Forschung ohne Genderstudien nicht denkbar

Mal wieder ein sagenhaft dummer Tweet von den Grünen, diesmal von der Abgeordneten Ulle Schauws (Die Grünen): „Forschung ohne Geschlechterforschung ist nicht denkbar“. Man muss schon jede Denkfähigkeit eingebüßt haben, um so eine Aussage zu treffen, völlig von der Realität abgelöst. Egal wie man zu Genderstudien steht, sie sind relativ neu und jedes bisherige Forschungsergebnis wurde völlig ohne die Genderstudien gewonnen. Forschung ohne Genderstudien ist daher nicht nur denkbar, sondern schlicht Standard. Im Gegenteil, sobald in irgendeinem Gebiet den Genderstudien ein wirkliches Mitspracherecht eingeräumt wird, bricht allein schon auf Grund der Denk- und Sprechverbote alles zusammen. Über brauchbare Ergebnisse braucht man dann schon gar nicht mehr zu sprechen.
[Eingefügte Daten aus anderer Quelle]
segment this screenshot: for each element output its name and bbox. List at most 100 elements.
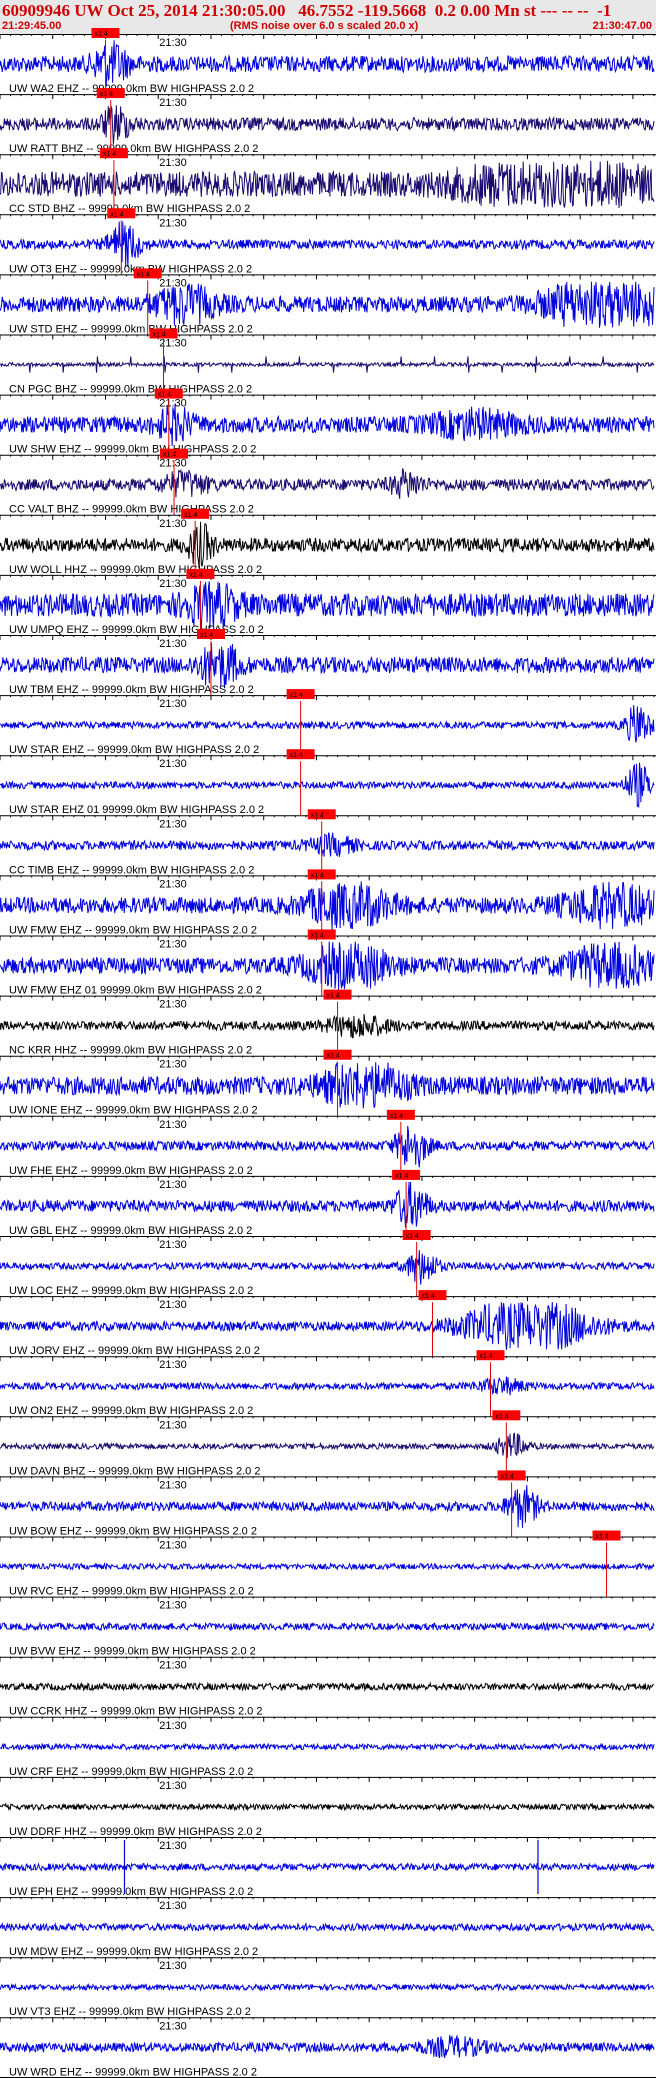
waveform [0, 281, 655, 328]
pick-label: x1 4 [200, 632, 213, 639]
pick-label: x1 4 [327, 993, 340, 1000]
pick-label: x1 4 [501, 1473, 514, 1480]
pick-label: x1 4 [158, 392, 171, 399]
channel-label: UW ON2 EHZ -- 99999.0km BW HIGHPASS 2.0 … [9, 1405, 253, 1417]
trace-row: 21:30 UW BVW EHZ -- 99999.0km BW HIGHPASS… [0, 1596, 656, 1658]
trace-row: 21:30 UW WA2 EHZ -- 99999.0km BW HIGHPASS… [0, 28, 656, 95]
trace-row: 21:30 UW JORV EHZ -- 99999.0km BW HIGHPAS… [0, 1290, 656, 1357]
pick-label: x1 4 [480, 1353, 493, 1360]
channel-label: NC KRR HHZ -- 99999.0km BW HIGHPASS 2.0 … [9, 1045, 252, 1057]
pick-label: x1 4 [163, 452, 176, 459]
minute-label: 21:30 [159, 37, 187, 49]
trace-row: 21:30 UW STAR EHZ -- 99999.0km BW HIGHPAS… [0, 689, 656, 756]
channel-label: UW FMW EHZ -- 99999.0km BW HIGHPASS 2.0 … [9, 924, 257, 936]
channel-label: UW CRF EHZ -- 99999.0km BW HIGHPASS 2.0 … [9, 1766, 253, 1778]
waveform [0, 105, 655, 145]
trace-row: 21:30 UW OT3 EHZ -- 99999.0km BW HIGHPASS… [0, 208, 656, 275]
minute-label: 21:30 [159, 698, 187, 710]
waveform [0, 1250, 655, 1285]
channel-label: CN PGC BHZ -- 99999.0km BW HIGHPASS 2.0 … [9, 384, 252, 396]
trace-row: 21:30 UW TBM EHZ -- 99999.0km BW HIGHPASS… [0, 629, 656, 696]
trace-row: 21:30CC STD BHZ -- 99999.0km BW HIGHPASS… [0, 148, 656, 215]
minute-label: 21:30 [159, 999, 187, 1011]
minute-label: 21:30 [159, 1840, 187, 1852]
channel-label: UW BOW EHZ -- 99999.0km BW HIGHPASS 2.0 … [9, 1525, 257, 1537]
waveform [0, 762, 655, 809]
minute-label: 21:30 [159, 1540, 187, 1552]
trace-row: 21:30CN PGC BHZ -- 99999.0km BW HIGHPASS… [0, 328, 656, 396]
trace-row: 21:30 UW ON2 EHZ -- 99999.0km BW HIGHPASS… [0, 1350, 656, 1417]
pick-label: x1 4 [390, 1113, 403, 1120]
trace-row: 21:30 UW CRF EHZ -- 99999.0km BW HIGHPASS… [0, 1716, 656, 1778]
channel-label: UW WOLL HHZ -- 99999.0km BW HIGHPASS 2.0… [9, 564, 262, 576]
minute-label: 21:30 [159, 217, 187, 229]
waveform [0, 1862, 655, 1873]
trace-row: 21:30 UW SHW EHZ -- 99999.0km BW HIGHPASS… [0, 388, 656, 456]
channel-label: UW STAR EHZ -- 99999.0km BW HIGHPASS 2.0… [9, 744, 259, 756]
minute-label: 21:30 [159, 518, 187, 530]
minute-label: 21:30 [159, 398, 187, 410]
trace-row: 21:30 UW STD EHZ -- 99999.0km BW HIGHPASS… [0, 268, 656, 335]
channel-label: UW EPH EHZ -- 99999.0km BW HIGHPASS 2.0 … [9, 1886, 253, 1898]
trace-row: 21:30 CC TIMB EHZ -- 99999.0km BW HIGHPAS… [0, 809, 656, 876]
minute-label: 21:30 [159, 1239, 187, 1251]
seismogram-plot: 21:30 UW WA2 EHZ -- 99999.0km BW HIGHPASS… [0, 28, 656, 2078]
channel-label: UW OT3 EHZ -- 99999.0km BW HIGHPASS 2.0 … [9, 263, 252, 275]
minute-label: 21:30 [159, 277, 187, 289]
minute-label: 21:30 [159, 638, 187, 650]
minute-label: 21:30 [159, 1419, 187, 1431]
channel-label: UW SHW EHZ -- 99999.0km BW HIGHPASS 2.0 … [9, 444, 256, 456]
waveform [0, 160, 655, 209]
channel-label: UW DAVN BHZ -- 99999.0km BW HIGHPASS 2.0… [9, 1465, 260, 1477]
minute-label: 21:30 [159, 1660, 187, 1672]
minute-label: 21:30 [159, 1179, 187, 1191]
minute-label: 21:30 [159, 97, 187, 109]
channel-label: UW RATT BHZ -- 99999.0km BW HIGHPASS 2.0… [9, 143, 258, 155]
channel-label: UW BVW EHZ -- 99999.0km BW HIGHPASS 2.0 … [9, 1646, 256, 1658]
waveform [0, 941, 655, 990]
pick-label: x1 4 [153, 332, 166, 339]
minute-label: 21:30 [159, 818, 187, 830]
channel-label: UW MDW EHZ -- 99999.0km BW HIGHPASS 2.0 … [9, 1946, 258, 1958]
channel-label: UW DDRF HHZ -- 99999.0km BW HIGHPASS 2.0… [9, 1826, 262, 1838]
trace-row: 21:30 UW RVC EHZ -- 99999.0km BW HIGHPASS… [0, 1530, 656, 1598]
waveform [0, 1485, 655, 1528]
trace-row: 21:30 CC VALT BHZ -- 99999.0km BW HIGHPAS… [0, 448, 656, 516]
minute-label: 21:30 [159, 1960, 187, 1972]
waveform [0, 1013, 655, 1039]
trace-row: 21:30 UW EPH EHZ -- 99999.0km BW HIGHPASS… [0, 1837, 656, 1898]
trace-row: 21:30 UW RATT BHZ -- 99999.0km BW HIGHPAS… [0, 88, 656, 155]
channel-label: UW TBM EHZ -- 99999.0km BW HIGHPASS 2.0 … [9, 684, 254, 696]
minute-label: 21:30 [159, 1900, 187, 1912]
seismogram-page: 60909946 UW Oct 25, 2014 21:30:05.00 46.… [0, 0, 656, 2078]
minute-label: 21:30 [159, 1359, 187, 1371]
minute-label: 21:30 [159, 157, 187, 169]
waveform [0, 221, 655, 268]
trace-row: 21:30 UW DAVN BHZ -- 99999.0km BW HIGHPAS… [0, 1410, 656, 1477]
minute-label: 21:30 [159, 1720, 187, 1732]
trace-row: 21:30 UW STAR EHZ 01 99999.0km BW HIGHPAS… [0, 749, 656, 816]
waveform [0, 705, 655, 743]
channel-label: UW FMW EHZ 01 99999.0km BW HIGHPASS 2.0 … [9, 985, 262, 997]
channel-label: UW FHE EHZ -- 99999.0km BW HIGHPASS 2.0 … [9, 1165, 253, 1177]
pick-label: x1 4 [290, 752, 303, 759]
waveform [0, 1802, 655, 1812]
minute-label: 21:30 [159, 1119, 187, 1131]
waveform [0, 1432, 655, 1459]
channel-label: CC TIMB EHZ -- 99999.0km BW HIGHPASS 2.0… [9, 864, 254, 876]
waveform [0, 643, 655, 689]
channel-label: UW VT3 EHZ -- 99999.0km BW HIGHPASS 2.0 … [9, 2006, 251, 2018]
channel-label: UW RVC EHZ -- 99999.0km BW HIGHPASS 2.0 … [9, 1586, 254, 1598]
channel-label: UW IONE EHZ -- 99999.0km BW HIGHPASS 2.0… [9, 1105, 258, 1117]
trace-row: 21:30 UW BOW EHZ -- 99999.0km BW HIGHPASS… [0, 1470, 656, 1537]
waveform [0, 521, 655, 569]
waveform [0, 1376, 655, 1396]
pick-label: x1 4 [184, 512, 197, 519]
pick-label: x1 4 [94, 31, 107, 38]
minute-label: 21:30 [159, 1600, 187, 1612]
trace-row: 21:30 UW WOLL HHZ -- 99999.0km BW HIGHPAS… [0, 508, 656, 576]
waveform [0, 581, 655, 629]
trace-row: 21:30 UW DDRF HHZ -- 99999.0km BW HIGHPAS… [0, 1776, 656, 1838]
trace-row: 21:30 UW FMW EHZ 01 99999.0km BW HIGHPASS… [0, 929, 656, 997]
trace-row: 21:30 UW VT3 EHZ -- 99999.0km BW HIGHPASS… [0, 1957, 656, 2018]
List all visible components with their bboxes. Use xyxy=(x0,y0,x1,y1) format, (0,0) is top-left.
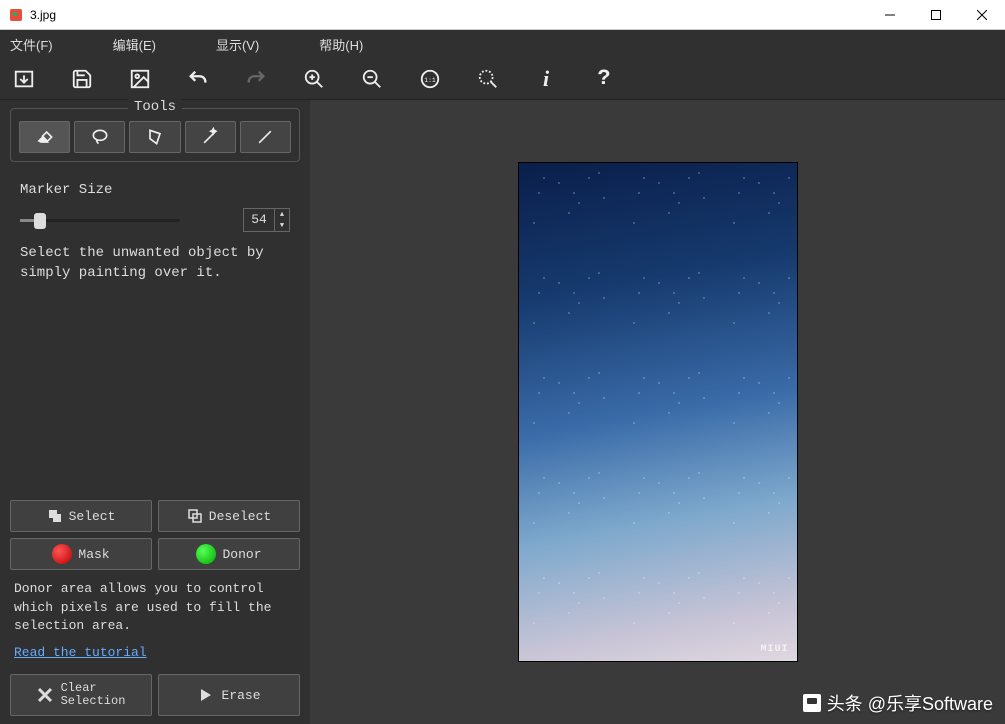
donor-label: Donor xyxy=(222,547,261,562)
save-icon[interactable] xyxy=(68,65,96,93)
marker-size-label: Marker Size xyxy=(20,182,290,198)
mask-label: Mask xyxy=(78,547,109,562)
select-button[interactable]: Select xyxy=(10,500,152,532)
marker-help-text: Select the unwanted object by simply pai… xyxy=(10,244,300,283)
app-icon xyxy=(8,7,24,23)
image-preview[interactable]: MIUI xyxy=(518,162,798,662)
play-icon xyxy=(197,687,213,703)
zoom-fit-icon[interactable] xyxy=(474,65,502,93)
canvas-area[interactable]: MIUI xyxy=(310,100,1005,724)
marker-size-section: Marker Size 54 ▲▼ xyxy=(10,182,300,232)
window-controls xyxy=(867,0,1005,30)
donor-button[interactable]: Donor xyxy=(158,538,300,570)
window-title: 3.jpg xyxy=(30,8,867,22)
zoom-100-icon[interactable]: 1:1 xyxy=(416,65,444,93)
menu-edit[interactable]: 编辑(E) xyxy=(113,35,156,54)
donor-help-text: Donor area allows you to control which p… xyxy=(10,576,300,639)
clear-label-2: Selection xyxy=(61,695,126,708)
menu-view[interactable]: 显示(V) xyxy=(216,35,259,54)
tool-wand[interactable] xyxy=(185,121,236,153)
maximize-button[interactable] xyxy=(913,0,959,30)
marker-size-value[interactable]: 54 xyxy=(244,209,274,231)
image-icon[interactable] xyxy=(126,65,154,93)
select-icon xyxy=(47,508,63,524)
clear-icon xyxy=(37,687,53,703)
tool-polygon[interactable] xyxy=(129,121,180,153)
info-icon[interactable]: i xyxy=(532,65,560,93)
toolbar: 1:1 i ? xyxy=(0,58,1005,100)
marker-size-spinner[interactable]: 54 ▲▼ xyxy=(243,208,290,232)
donor-color-icon xyxy=(196,544,216,564)
open-icon[interactable] xyxy=(10,65,38,93)
minimize-button[interactable] xyxy=(867,0,913,30)
menu-file[interactable]: 文件(F) xyxy=(10,35,53,54)
spinner-down[interactable]: ▼ xyxy=(275,220,289,231)
marker-size-slider[interactable] xyxy=(20,219,233,222)
mask-color-icon xyxy=(52,544,72,564)
tool-lasso[interactable] xyxy=(74,121,125,153)
zoom-in-icon[interactable] xyxy=(300,65,328,93)
deselect-icon xyxy=(187,508,203,524)
deselect-label: Deselect xyxy=(209,509,271,524)
tool-eraser[interactable] xyxy=(19,121,70,153)
watermark-icon xyxy=(803,694,821,712)
menubar: 文件(F) 编辑(E) 显示(V) 帮助(H) xyxy=(0,30,1005,58)
svg-text:1:1: 1:1 xyxy=(424,76,436,83)
deselect-button[interactable]: Deselect xyxy=(158,500,300,532)
spinner-up[interactable]: ▲ xyxy=(275,209,289,220)
menu-help[interactable]: 帮助(H) xyxy=(319,35,363,54)
clear-selection-button[interactable]: ClearSelection xyxy=(10,674,152,716)
erase-button[interactable]: Erase xyxy=(158,674,300,716)
close-button[interactable] xyxy=(959,0,1005,30)
undo-icon[interactable] xyxy=(184,65,212,93)
tool-line[interactable] xyxy=(240,121,291,153)
redo-icon xyxy=(242,65,270,93)
mask-button[interactable]: Mask xyxy=(10,538,152,570)
help-icon[interactable]: ? xyxy=(590,65,618,93)
zoom-out-icon[interactable] xyxy=(358,65,386,93)
sidebar: Tools Marker Size 54 ▲▼ Select th xyxy=(0,100,310,724)
tools-label: Tools xyxy=(128,99,182,115)
erase-label: Erase xyxy=(221,688,260,703)
titlebar: 3.jpg xyxy=(0,0,1005,30)
watermark-text: 头条 @乐享Software xyxy=(827,690,993,716)
select-label: Select xyxy=(69,509,116,524)
tutorial-link[interactable]: Read the tutorial xyxy=(10,645,300,660)
watermark: 头条 @乐享Software xyxy=(803,690,993,716)
tools-box: Tools xyxy=(10,108,300,162)
image-badge: MIUI xyxy=(760,644,788,655)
Hinzu kommt natürlich noch, daß in den Genderstudien weder Forschung betrieben wird, noch irgendwelche verwertbaren Ergebnisse produziert werden, es gibt ja noch nicht einmal vernünftige Lehrbücher, Lehrpläne oder gar eine (fachspezifische) Methodik. Jeder macht da irgendwas was ihm gerade in den Sinn kommt, aber mit Wissenschaft hat das alles nichts zu tun. Genderstudien sind schon vom Konzept her das glatte Gegenteil von Wissenschaft, denn sie verneinen explizit die Existenz von Objektivität, schließlich wird die Realität durch Sprache konstruiert und kann durch sie auch wieder dekonstruiert werden. Daher kommen auch die Denk- und Sprechverbote des Genderismus. Genderstudien haben daher an Universitäten nichts verloren und woanders auch nicht, eine Förderung mit öffentlichen Mitteln ist einzustellen.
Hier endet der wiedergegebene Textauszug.